De son côté, lors de son allocution su 13 avril 2020, Le président Macron a déclaré que la France et l’Europe vont devoir aider l’Afrique à lutter contre le coronavirus en “annulant massivement sa dette”. Bien qu’on ne sache pas exactement quel sens donner à cette « annulation massive » de la dette, on peut dire qu’elle apporte de l’eau au moulin de ceux qui appelait à la mise en place d’une stratégie d’annulation de la dette des pays africains.
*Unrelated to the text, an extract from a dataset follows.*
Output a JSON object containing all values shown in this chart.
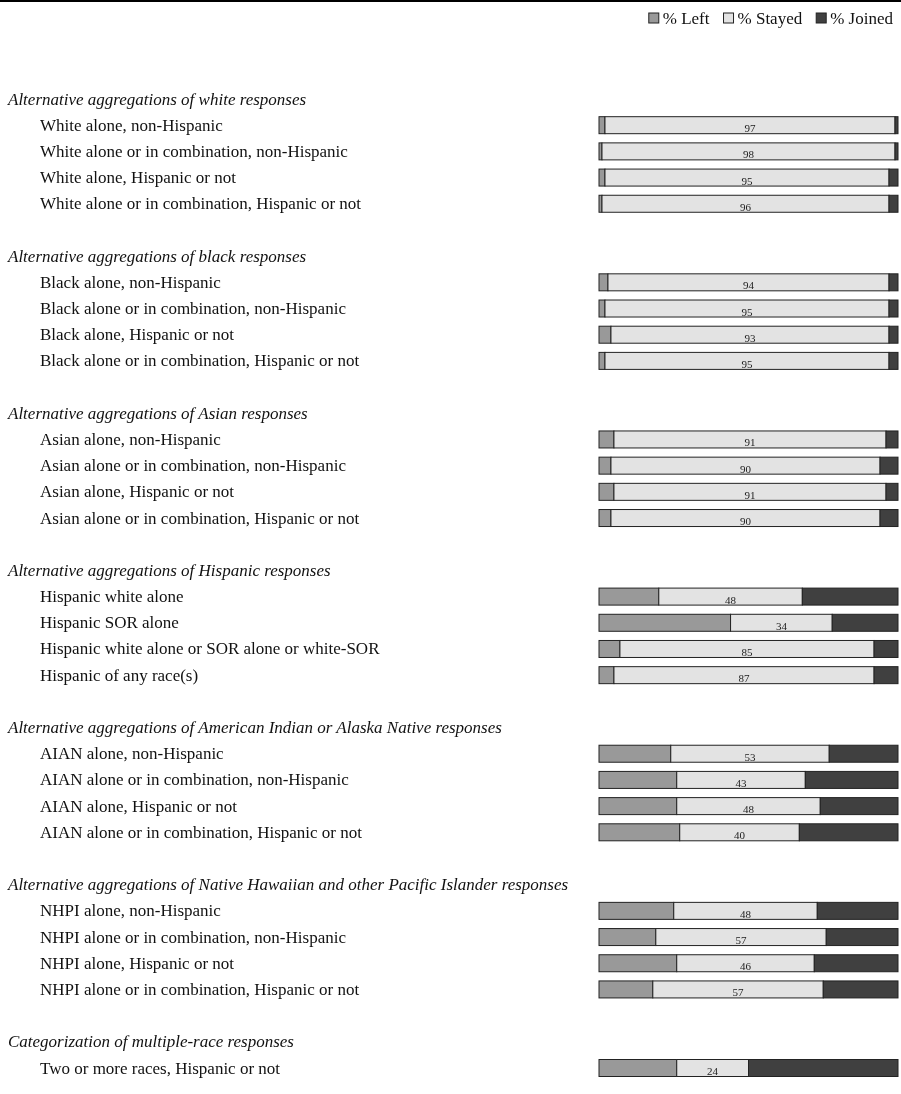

Il va de soi qu’un allègement du service de la dette ne suffira pas à répondre aux attentes des pays africains. L’alternative prônée par les gouvernements africains comme par certains experts au sein même du FMI est l’annulation pure et simple de la dette. Le directeur du département Afrique du FMI, Abebe Aemro Selassie, prône l’effacement immédiat de la dette bilatérale et la suspension des remboursements dus au FMI. Aller au-delà est sans doute nécessaire mais hyper complexe car le tiers de la dette africaine est détenue par des créanciers privés. C’est cette dette privée qui génère les intérêts les plus élevés. Sans doute négocier dans l’urgence avec cette nébuleuse d’acteurs, de banques, de fonds, de négociants en matières première relève-t-il d’un tour de force que personne ne veut ou n’est prêt à affronter pour l’instant ?
Lors de sa troisième session extraordinaire , le Comité de pilotage (Copil) du Programme des réformes économiques et financières de la Cemac (Pref-Cemac) qui s’est tenue le 28 mars 2020 à Brazzaville, au Congo pour évaluer les incidences économiques et financières du Covid-19 sur les économies de la CEMAC et esquisser des solutions, les ministres en charge de l’économie et des finances des pays membres de la sous-région (Cameroun, Centrafrique, Congo, Gabon, Guinée équatoriale et Tchad) ont recommandé aux États de négocier collectivement et d’obtenir pour tous les États, l’annulation de l’ensemble de leurs dettes extérieures. Selon eux, cette démarche collective vise à donner aux pays de la CEMAC des marges budgétaires leur permettant de faire face à la fois à la pandémie et à la relance future, sur des bases saines, de leurs économies. Selon la BAD, la dette extérieure de la CEMAC a représentait 27% du PIB de la zone en 2018.
Au regard de l’évolution de la question, on imagine facilement que cette démarche reste entièrement d’actualité.